Mental Health Support
Showing Original Post only (View all)Need some emotional backup... I think I just cut my youngest son loose for good... (long, sorry) [View all]
So, those of you who know me here have seen the drama/trauma i have dealt with this kid since middle school. Since he's been an "adult" I have bailed him out and bought at least 2 cars, paid for a lawyer ...and most recently, brought him and his GF (and her baby, 2yoF) back out here from Kansas.
Christmas was ok, but they stayed with me for about 2 months while we looked for apartments etc. It was not fun. He's got a lot of our family anger issues, stuff I am sorry that I passed on from my dad... But he needs some serious therapy, probably has BPD and is definitely a big narcissist, so he's never wrong and will never need therapy in his mind.
So I basically drained what was left of my savings to help them get a car and into an apartment. She got a job and he failed to step up. Everytime they hit me up for gas money I reminded them I was now in dire straits too and couldn't help. Hearing from them got more sparse...he flaked on helping me with the house and yard (big promises made when $$ was given) Well, the inevitable finally happened and they got evicted the beginning of July.
I made sure during week they had to scramble before eviction - That I loved them but could NOT welcome them back into my home. That all I can do is offer support.
Well, then they both went radio silence.
It's been three weeks and nothing, I'd been trying to give them space to work it out and not make things worse by asking too many questions. *Even my one outreach to see how they were was ignored.
So I'm talking to my other kid (the one in NC) about some family health stuff and they say I should tell Devin because he definitely has symptoms...I said he's homeless, probably not seeing a Dr anytime soon.. but I tried to go ahead in that moment and text his number.
Message came back BLOCKED.
It was like a punch to the gut.
Really?.... REALLY!?!
So if I can't give you something, I am of no use to you?
wow.
So I sat with it through the evening and the next morning, I decided to go ahead and cut the cords.
I sent him a last message on the social platform we usually talk on (If his phone number is cut because he didn't pay it, that's our wifi backup to contact eachother...) just "I see you blocked me, sorry you made that choice."
and then I deleted (not blocked) his contact info. They still have my number, if they are in Reno and they are truly desperate, they know where I live. And I didn't say NOT to contact me in any way!)
So about 24 hours later, I get a text from the GF asking what's going on? she sent me screenshots of my last message to Devin, (where he replied "I'm a grown ass adult and I'm busy...but you blocked me though." )
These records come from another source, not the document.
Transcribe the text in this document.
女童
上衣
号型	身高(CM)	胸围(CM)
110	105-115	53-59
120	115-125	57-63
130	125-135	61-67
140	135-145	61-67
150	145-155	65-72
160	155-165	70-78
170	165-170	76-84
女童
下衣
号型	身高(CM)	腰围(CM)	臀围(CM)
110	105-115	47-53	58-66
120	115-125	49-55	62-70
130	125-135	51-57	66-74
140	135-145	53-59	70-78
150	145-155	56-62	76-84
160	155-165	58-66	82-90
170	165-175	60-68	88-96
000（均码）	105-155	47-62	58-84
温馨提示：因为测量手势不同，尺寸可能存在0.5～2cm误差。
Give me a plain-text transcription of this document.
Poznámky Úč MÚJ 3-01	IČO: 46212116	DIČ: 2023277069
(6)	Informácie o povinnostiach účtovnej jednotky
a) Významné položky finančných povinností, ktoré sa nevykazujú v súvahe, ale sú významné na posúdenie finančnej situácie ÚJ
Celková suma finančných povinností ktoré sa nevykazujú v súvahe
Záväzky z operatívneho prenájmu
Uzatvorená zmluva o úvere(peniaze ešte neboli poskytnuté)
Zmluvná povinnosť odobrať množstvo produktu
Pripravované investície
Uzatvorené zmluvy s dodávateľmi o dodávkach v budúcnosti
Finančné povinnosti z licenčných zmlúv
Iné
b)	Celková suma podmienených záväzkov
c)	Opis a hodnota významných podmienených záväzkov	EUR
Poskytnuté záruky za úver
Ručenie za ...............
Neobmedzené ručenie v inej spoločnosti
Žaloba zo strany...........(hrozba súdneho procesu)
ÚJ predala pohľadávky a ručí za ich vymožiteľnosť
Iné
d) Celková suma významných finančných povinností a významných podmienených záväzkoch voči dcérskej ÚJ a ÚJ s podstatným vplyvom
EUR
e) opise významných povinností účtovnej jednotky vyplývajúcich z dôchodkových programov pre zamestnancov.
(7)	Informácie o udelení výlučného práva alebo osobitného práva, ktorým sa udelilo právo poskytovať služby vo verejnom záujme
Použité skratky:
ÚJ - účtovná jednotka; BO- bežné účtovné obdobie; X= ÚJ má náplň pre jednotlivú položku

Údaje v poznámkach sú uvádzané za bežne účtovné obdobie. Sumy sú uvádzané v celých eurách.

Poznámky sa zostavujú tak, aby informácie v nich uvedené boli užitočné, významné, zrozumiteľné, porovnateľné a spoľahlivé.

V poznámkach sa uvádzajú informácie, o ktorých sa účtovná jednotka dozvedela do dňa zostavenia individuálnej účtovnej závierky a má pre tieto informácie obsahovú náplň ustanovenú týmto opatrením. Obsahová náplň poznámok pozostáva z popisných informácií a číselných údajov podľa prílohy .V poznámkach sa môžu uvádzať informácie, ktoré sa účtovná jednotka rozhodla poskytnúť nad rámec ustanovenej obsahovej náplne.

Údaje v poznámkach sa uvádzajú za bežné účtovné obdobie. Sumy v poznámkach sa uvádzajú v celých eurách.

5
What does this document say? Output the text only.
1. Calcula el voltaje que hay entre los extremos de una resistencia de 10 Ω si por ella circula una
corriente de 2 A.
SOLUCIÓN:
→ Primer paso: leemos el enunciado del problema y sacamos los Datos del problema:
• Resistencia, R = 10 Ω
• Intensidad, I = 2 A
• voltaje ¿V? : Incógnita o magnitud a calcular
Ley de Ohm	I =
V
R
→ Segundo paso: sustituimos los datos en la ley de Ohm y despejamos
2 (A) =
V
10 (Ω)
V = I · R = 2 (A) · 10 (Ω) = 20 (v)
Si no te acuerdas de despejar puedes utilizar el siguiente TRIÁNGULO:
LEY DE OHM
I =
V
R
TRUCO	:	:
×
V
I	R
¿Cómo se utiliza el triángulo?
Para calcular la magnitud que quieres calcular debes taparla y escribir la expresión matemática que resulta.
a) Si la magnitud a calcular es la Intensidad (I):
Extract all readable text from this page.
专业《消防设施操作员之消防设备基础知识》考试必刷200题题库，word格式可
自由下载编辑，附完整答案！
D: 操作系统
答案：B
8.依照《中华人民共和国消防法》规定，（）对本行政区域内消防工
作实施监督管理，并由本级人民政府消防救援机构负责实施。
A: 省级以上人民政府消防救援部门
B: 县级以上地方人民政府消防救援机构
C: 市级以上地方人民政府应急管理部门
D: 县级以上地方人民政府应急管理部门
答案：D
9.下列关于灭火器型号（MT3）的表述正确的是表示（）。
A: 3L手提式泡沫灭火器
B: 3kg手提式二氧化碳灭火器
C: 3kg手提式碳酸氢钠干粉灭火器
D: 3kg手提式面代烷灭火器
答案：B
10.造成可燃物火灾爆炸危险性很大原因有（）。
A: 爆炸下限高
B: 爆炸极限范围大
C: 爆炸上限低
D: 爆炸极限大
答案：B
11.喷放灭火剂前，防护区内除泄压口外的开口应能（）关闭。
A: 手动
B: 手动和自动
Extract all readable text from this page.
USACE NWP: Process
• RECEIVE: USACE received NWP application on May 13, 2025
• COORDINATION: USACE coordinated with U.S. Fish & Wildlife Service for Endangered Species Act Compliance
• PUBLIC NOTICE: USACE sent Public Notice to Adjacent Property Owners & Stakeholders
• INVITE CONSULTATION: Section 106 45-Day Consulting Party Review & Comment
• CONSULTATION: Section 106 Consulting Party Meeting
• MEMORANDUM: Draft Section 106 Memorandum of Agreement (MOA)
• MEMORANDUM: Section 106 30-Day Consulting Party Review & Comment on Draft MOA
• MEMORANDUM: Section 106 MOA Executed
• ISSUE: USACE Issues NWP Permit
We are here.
I simply said that I tried to message and it came back blocked, so I was done. Felt that they only needed me when they could GET something.
no anger, no rant, just done.
That was the last I heard from either of them three days ago. He never said anything directly, just had her do it.
My whole lesson that meant something to ME was that I am done giving my EVERYTHING to people who just see it as a transactional relationship.
Even family.
The people in my life I have given the most to, have been the ones to turn their back on me and hurt me the most.
No More.
I am living my life for MY benefit. I gotta rebuild something to retire on and I'm not gonna get there giving everything to others in order to win love and approval.
So I just needed to rant and tell you all my process and get some hugs and backup for choosing to NOT allow abusive and draining people in my life.